A rotational-cavity optomechanical system with two revolving cavity mirrors: optical response and fast-slow light mechanism

TL;DR

This paper studies a Laguerre-Gaussian cavity optomechanical system with two rotating mirrors, revealing how orbital angular momentum influences double optomechanically induced transparency and enabling control of fast and slow light.

Contribution

It demonstrates that double-OMIT arises from orbital angular momentum, not momentum, and shows how to switch between ultrafast and ultraslow light by adjusting angular momentum.

Findings

Double-OMIT is caused by orbital angular momentum.

Fast and slow light can be controlled via angular momentum.

Single cavity system suffices for double-OMIT, simplifying previous setups.

Abstract

We investigate the optical behavior of a single Laguerre-Gaussian cavity optomechanical system consisting of two mechanically rotating mirrors.
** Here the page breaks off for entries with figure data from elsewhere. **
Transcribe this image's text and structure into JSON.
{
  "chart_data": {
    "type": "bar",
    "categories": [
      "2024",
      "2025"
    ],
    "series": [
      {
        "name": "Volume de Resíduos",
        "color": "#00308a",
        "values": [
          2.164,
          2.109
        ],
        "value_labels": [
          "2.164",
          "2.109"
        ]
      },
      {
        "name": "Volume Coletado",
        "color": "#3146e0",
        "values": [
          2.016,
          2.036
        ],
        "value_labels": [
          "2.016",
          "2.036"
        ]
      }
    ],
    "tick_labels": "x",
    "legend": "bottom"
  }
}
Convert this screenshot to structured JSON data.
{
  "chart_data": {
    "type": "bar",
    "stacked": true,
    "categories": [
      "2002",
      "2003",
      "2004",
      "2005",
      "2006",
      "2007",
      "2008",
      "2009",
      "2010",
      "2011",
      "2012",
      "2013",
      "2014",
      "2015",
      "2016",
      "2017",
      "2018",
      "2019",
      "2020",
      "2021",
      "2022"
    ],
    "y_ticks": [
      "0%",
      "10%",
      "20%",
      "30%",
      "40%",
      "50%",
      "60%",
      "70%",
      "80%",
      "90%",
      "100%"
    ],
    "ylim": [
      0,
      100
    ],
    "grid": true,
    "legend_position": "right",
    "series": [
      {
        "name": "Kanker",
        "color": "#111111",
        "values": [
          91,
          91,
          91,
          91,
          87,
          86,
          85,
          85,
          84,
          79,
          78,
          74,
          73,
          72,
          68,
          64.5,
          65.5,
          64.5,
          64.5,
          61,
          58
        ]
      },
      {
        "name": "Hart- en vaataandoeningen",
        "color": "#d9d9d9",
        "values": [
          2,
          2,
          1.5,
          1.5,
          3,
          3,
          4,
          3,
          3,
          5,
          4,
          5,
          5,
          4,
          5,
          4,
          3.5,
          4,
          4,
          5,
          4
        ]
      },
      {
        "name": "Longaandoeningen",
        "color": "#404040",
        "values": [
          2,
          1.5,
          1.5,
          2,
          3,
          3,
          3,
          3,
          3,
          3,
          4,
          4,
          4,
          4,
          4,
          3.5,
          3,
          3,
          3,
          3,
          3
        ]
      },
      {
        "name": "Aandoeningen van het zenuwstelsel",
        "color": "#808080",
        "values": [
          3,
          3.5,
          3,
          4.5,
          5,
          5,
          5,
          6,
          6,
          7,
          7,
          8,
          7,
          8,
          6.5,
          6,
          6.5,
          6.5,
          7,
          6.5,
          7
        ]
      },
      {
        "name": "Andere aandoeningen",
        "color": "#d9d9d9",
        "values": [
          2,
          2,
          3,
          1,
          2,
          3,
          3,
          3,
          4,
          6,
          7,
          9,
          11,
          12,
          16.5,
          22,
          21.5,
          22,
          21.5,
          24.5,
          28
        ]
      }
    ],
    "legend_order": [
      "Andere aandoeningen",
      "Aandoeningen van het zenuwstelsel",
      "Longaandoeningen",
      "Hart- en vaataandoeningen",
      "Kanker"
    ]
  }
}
We explore the effects of various physical parameters on the double optomechanically induced transparency (OMIT) of the system and provide a detailed explanation of the underlying physical mechanism. We show that the momentum is not the cause of the current double-OMIT phenomena; rather, it results from the orbital angular momentum between the optical field and the rotating mirrors. Additionally, the double-OMIT is simply produced using a single Laguerre-Gaussian cavity optomechanical system rather than by integrating many subsystems or adding the atomic medium as in earlier studies. We also investigate the impact of fast and slow light in this system. Finally, we show that the switching between ultrafast and ultraslow light can be realized by adjusting the angular momentum, which is a new source of regulating fast-slow light.